In the midst of packing her gear to join Jeremy Jones for a ten-day expedition in the John Muir Wilderness, Elena Hight stumbled across something unexpected in her possessions:
a disposable camera.
It was one of those timeless yellow Kodak “fun savers”, the kind she used growing up. Holding the plastic camera, she scrutinized the exposure counter and saw it had one frame left. An idea began to formulate in her head. She knew that keeping batteries charged for camera gear while winter camping was a complete headache. But this, this would be hassle-free. Lightweight, small, and easy to stow away in her pack, it seemed like the perfect addition to her belongings.
“I brought a disposable camera on a few surf trips to Mexico where you don’t have the most reliable electricity. I remembered it being a fun way to capture memories without feeling any pressure about how the photos turn out,” Hight reflects.
So, nestled in her pack next to to her tent, sleeping mat, and many other necessities needed for a grueling winter expedition, was one brand new disposable camera. The point of bringing it was simple: to have fun. The joy of preserving moments can often get overshadowed in our pursuit of the perfect shot. But these photos wouldn’t be for social media or some bigger part of the film, instead they would be solely for Hight. Kind of like a memento of the trip. The 27 fresh frames presented a fun and creative way for her to document moments she noticed along the way. While she did have her phone and GoPro, the film camera would serve as something quick and easy.
“Mostly I just wanted to catch candid moments, particularly things that weren’t being filmed or photographed at the time,” says Hight.
As a result, many of these frames capture the in between moments: packing up camp, Jones enjoying a meal, or the crew scouting the next line. They’re all quiet reflections on her experience in Ode to Muir.
Like many creative pursuits, working with a limited medium was a breath of fresh air. With only 27 shots, a set shutter, aperture, and ISO, all Hight had to do was find the shot and press the shutter button.
“I find I do this a lot with my phone. I take too many photos, and I almost disregard a lot of them,” she explains. “It was a good practice, not having to capture every moment, not having to pick and choose. I realized that this often creates more meaningful memories.” This especially rings true in light of how expectations of professional athletes have evolved with media. Now, it’s not enough to be elite in your sport. It’s become an expected part of the job to be a content creator as well. “It can be fun,” she argues, but at times it can also be overwhelming.
For her, the disposable camera was an opportunity to be playful and not worry about the final result. “Film gives you that extra excitement,” she says. “We’re so used to taking a photo and examining it immediately, whereas with film you have one chance to get the shot, and you’re not going to see it for a month.”
By the end of the trip, she had forgotten about all the moments she had captured.

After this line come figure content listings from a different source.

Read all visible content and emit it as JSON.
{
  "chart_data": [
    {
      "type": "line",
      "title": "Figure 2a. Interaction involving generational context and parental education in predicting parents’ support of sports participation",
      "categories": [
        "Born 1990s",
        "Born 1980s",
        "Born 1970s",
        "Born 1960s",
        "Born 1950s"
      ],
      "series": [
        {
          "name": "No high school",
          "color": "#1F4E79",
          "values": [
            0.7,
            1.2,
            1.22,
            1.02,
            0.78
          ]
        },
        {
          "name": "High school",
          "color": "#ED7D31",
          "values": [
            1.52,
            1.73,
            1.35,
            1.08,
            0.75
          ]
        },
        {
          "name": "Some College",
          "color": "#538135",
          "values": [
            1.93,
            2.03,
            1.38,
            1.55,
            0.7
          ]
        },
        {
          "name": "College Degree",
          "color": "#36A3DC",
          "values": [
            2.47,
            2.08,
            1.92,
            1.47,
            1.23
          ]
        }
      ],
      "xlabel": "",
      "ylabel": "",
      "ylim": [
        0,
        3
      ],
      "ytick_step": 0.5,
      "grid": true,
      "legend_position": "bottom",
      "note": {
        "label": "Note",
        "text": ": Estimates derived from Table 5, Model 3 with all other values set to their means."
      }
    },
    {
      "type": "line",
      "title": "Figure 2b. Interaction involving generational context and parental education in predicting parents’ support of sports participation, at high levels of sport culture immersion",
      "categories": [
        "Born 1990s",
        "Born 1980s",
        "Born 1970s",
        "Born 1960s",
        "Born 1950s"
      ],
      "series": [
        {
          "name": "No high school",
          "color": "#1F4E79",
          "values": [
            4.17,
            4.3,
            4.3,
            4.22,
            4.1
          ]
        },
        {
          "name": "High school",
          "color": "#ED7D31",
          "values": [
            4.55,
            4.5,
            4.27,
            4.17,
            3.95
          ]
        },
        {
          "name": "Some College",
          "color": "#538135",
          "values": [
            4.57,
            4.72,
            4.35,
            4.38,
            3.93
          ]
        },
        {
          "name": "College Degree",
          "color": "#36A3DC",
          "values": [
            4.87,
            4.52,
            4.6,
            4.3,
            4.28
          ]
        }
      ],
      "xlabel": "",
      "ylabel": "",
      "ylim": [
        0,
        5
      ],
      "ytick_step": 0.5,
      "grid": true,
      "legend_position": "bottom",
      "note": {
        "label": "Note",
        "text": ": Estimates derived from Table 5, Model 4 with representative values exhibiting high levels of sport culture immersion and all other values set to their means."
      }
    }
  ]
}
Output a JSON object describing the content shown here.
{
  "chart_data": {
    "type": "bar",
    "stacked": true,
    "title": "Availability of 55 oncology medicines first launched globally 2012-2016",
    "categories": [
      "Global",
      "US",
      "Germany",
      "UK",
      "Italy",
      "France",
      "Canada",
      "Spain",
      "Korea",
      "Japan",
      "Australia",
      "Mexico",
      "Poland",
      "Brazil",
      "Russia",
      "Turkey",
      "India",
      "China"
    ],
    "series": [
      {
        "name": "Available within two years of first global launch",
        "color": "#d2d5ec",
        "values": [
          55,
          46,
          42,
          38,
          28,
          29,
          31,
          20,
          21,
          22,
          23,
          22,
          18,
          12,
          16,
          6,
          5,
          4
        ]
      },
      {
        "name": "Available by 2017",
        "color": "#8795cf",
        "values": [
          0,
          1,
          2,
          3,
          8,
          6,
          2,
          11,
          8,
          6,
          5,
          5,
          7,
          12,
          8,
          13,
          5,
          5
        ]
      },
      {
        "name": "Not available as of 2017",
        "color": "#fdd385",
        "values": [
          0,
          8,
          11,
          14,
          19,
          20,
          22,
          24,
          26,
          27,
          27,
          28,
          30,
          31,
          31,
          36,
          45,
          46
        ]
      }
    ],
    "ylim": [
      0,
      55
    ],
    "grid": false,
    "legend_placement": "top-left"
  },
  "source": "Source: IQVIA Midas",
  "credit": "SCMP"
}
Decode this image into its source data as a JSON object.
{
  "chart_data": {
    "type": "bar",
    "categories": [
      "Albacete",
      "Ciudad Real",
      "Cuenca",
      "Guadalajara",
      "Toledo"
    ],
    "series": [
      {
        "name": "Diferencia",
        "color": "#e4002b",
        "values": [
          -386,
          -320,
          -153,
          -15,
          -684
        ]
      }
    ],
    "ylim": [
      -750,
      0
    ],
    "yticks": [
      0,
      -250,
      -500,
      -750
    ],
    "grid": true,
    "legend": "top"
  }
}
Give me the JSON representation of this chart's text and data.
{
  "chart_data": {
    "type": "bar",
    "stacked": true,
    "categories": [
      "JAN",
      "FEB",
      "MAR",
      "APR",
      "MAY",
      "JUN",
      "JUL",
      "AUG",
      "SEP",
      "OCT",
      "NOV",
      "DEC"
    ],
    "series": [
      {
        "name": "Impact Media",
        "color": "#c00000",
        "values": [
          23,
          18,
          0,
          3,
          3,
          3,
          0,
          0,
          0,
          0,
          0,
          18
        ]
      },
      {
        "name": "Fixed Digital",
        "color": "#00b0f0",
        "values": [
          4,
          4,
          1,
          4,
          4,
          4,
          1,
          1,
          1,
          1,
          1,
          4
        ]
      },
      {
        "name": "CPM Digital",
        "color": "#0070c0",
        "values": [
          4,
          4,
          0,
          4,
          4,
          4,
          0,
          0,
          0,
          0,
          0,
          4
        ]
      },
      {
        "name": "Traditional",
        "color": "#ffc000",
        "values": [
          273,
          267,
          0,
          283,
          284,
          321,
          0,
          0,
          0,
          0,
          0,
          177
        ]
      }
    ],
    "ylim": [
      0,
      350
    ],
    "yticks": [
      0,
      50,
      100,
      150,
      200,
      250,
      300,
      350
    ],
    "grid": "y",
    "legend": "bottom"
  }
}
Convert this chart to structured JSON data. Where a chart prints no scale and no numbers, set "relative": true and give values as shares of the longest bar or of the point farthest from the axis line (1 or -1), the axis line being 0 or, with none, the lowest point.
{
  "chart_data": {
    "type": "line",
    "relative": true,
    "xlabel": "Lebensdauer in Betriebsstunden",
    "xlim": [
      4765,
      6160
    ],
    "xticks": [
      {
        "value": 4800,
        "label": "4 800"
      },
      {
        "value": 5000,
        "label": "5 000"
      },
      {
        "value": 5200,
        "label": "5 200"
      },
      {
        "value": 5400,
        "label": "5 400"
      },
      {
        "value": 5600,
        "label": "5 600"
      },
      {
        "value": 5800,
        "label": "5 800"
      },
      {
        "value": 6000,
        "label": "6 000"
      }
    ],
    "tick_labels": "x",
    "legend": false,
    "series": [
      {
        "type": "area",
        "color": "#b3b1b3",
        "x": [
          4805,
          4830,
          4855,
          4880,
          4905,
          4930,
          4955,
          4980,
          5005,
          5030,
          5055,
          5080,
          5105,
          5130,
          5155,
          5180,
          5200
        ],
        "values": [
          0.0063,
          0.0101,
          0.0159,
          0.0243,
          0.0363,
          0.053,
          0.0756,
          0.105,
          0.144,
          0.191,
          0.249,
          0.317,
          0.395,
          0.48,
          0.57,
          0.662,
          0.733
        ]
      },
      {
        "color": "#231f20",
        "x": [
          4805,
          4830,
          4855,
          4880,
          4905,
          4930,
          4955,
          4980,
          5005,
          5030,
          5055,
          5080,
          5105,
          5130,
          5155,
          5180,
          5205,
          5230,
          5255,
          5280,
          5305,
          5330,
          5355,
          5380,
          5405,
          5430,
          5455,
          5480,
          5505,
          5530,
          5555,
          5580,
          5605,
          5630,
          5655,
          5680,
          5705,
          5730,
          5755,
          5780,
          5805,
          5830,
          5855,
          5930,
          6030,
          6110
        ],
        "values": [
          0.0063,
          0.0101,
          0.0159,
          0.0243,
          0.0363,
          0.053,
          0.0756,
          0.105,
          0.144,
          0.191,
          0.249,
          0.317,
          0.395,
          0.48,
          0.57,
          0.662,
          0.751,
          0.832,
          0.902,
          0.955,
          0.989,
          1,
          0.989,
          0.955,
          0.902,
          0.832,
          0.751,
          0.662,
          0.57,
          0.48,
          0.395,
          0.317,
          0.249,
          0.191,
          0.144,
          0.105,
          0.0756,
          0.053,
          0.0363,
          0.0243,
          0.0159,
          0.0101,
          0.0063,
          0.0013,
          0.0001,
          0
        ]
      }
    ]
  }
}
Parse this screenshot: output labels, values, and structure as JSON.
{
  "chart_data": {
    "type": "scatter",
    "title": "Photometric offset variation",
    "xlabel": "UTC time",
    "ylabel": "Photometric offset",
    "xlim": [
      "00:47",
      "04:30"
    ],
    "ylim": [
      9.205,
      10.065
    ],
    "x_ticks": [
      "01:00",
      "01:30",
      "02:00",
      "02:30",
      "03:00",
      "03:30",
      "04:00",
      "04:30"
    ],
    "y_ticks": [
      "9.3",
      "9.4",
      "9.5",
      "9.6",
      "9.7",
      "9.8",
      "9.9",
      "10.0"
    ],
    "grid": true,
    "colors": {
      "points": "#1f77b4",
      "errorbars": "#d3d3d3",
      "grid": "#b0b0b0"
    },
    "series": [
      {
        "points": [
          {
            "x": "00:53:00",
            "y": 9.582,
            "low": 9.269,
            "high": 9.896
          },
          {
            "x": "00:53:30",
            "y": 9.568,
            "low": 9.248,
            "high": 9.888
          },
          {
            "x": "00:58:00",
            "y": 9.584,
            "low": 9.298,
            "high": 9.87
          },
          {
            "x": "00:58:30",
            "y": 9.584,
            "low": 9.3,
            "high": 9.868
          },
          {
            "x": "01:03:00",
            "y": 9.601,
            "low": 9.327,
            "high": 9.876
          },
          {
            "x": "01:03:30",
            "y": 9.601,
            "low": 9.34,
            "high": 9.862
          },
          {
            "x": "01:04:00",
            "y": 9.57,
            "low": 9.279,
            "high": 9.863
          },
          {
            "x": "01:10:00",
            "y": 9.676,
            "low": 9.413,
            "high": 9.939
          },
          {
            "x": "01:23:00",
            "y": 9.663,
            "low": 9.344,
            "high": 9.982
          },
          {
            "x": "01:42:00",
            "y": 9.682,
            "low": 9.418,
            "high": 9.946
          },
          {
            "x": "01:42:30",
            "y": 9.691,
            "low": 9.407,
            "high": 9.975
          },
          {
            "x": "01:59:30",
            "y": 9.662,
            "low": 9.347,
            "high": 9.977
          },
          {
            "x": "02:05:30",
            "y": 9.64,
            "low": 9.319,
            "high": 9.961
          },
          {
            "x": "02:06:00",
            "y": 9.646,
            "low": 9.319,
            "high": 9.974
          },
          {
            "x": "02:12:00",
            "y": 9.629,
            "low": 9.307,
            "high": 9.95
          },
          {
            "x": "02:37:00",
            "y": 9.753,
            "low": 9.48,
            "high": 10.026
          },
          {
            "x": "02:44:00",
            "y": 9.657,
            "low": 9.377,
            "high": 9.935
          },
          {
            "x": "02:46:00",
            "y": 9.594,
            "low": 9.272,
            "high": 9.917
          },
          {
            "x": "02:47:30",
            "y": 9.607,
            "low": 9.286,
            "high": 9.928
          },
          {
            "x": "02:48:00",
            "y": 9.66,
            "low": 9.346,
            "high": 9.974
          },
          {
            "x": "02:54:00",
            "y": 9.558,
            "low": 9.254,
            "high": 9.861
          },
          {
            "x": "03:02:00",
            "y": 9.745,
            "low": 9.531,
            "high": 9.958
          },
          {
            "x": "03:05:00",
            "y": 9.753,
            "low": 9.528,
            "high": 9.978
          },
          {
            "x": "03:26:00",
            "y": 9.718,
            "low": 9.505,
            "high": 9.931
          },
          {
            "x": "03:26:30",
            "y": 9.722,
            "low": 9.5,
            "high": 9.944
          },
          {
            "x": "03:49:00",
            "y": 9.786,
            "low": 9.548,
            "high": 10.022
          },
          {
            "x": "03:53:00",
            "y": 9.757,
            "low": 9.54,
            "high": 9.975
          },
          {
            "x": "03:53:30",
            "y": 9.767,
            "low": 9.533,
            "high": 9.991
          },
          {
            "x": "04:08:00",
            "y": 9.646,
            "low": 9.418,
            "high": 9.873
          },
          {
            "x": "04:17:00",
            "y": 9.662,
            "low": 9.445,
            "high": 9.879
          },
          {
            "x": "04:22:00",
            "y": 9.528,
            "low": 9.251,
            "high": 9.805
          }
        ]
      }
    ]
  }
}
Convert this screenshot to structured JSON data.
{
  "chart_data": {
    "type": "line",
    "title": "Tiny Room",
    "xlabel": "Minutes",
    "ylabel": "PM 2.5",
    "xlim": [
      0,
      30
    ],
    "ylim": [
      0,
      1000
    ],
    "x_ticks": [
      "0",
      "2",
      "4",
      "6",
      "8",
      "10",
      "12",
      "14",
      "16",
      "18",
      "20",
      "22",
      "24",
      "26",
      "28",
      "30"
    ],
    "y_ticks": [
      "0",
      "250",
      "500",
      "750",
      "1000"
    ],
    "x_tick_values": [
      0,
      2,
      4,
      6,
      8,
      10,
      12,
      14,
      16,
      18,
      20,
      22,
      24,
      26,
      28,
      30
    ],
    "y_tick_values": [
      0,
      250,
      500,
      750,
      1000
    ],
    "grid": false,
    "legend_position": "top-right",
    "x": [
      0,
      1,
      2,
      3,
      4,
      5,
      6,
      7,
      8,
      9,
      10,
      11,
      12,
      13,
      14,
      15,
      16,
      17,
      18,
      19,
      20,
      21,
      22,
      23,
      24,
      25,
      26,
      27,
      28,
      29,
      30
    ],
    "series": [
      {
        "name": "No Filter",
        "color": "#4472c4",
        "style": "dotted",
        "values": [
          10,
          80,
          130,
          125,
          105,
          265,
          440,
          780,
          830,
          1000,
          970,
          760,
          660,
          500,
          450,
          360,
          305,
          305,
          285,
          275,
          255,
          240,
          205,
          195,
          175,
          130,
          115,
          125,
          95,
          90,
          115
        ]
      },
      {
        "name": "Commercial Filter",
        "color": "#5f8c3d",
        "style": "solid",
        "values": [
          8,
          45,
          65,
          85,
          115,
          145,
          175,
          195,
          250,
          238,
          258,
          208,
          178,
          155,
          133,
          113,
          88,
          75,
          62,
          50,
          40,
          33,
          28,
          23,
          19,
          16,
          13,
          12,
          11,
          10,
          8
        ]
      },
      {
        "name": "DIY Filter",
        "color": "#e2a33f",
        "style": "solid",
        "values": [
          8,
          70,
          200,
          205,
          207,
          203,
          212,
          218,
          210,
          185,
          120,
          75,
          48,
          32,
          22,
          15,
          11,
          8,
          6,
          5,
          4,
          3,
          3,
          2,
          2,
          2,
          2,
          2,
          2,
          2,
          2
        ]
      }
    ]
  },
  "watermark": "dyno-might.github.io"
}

Waiting for the prints to come back was like waiting for your new snow gear to arrive for winter. When the photos arrived, she excitedly flipped through the freshly printed stack, reliving each moment as she moved to the next.
“They’re not super crisp photos—but I like that. They have a raw feel to them,” she says.
In many ways, the small camera mirrored her experience in the film. Things were much simpler on their 40-mile foot-powered expedition. For nine days they existed completely off the grid. Their goal was to be sustained by the pure essentials: food, shelter, water, snow, and what the mountains gave them. Meanwhile, as they balanced the grueling challenges of this winter adventure, they still found a chance to reflect on their surroundings. Whether it was through an $8.99 one time use film camera or snowboarding some of the Sierra’s biggest mountains, the end conclusion was the same: there’s something special about exploring these great American wildernesses.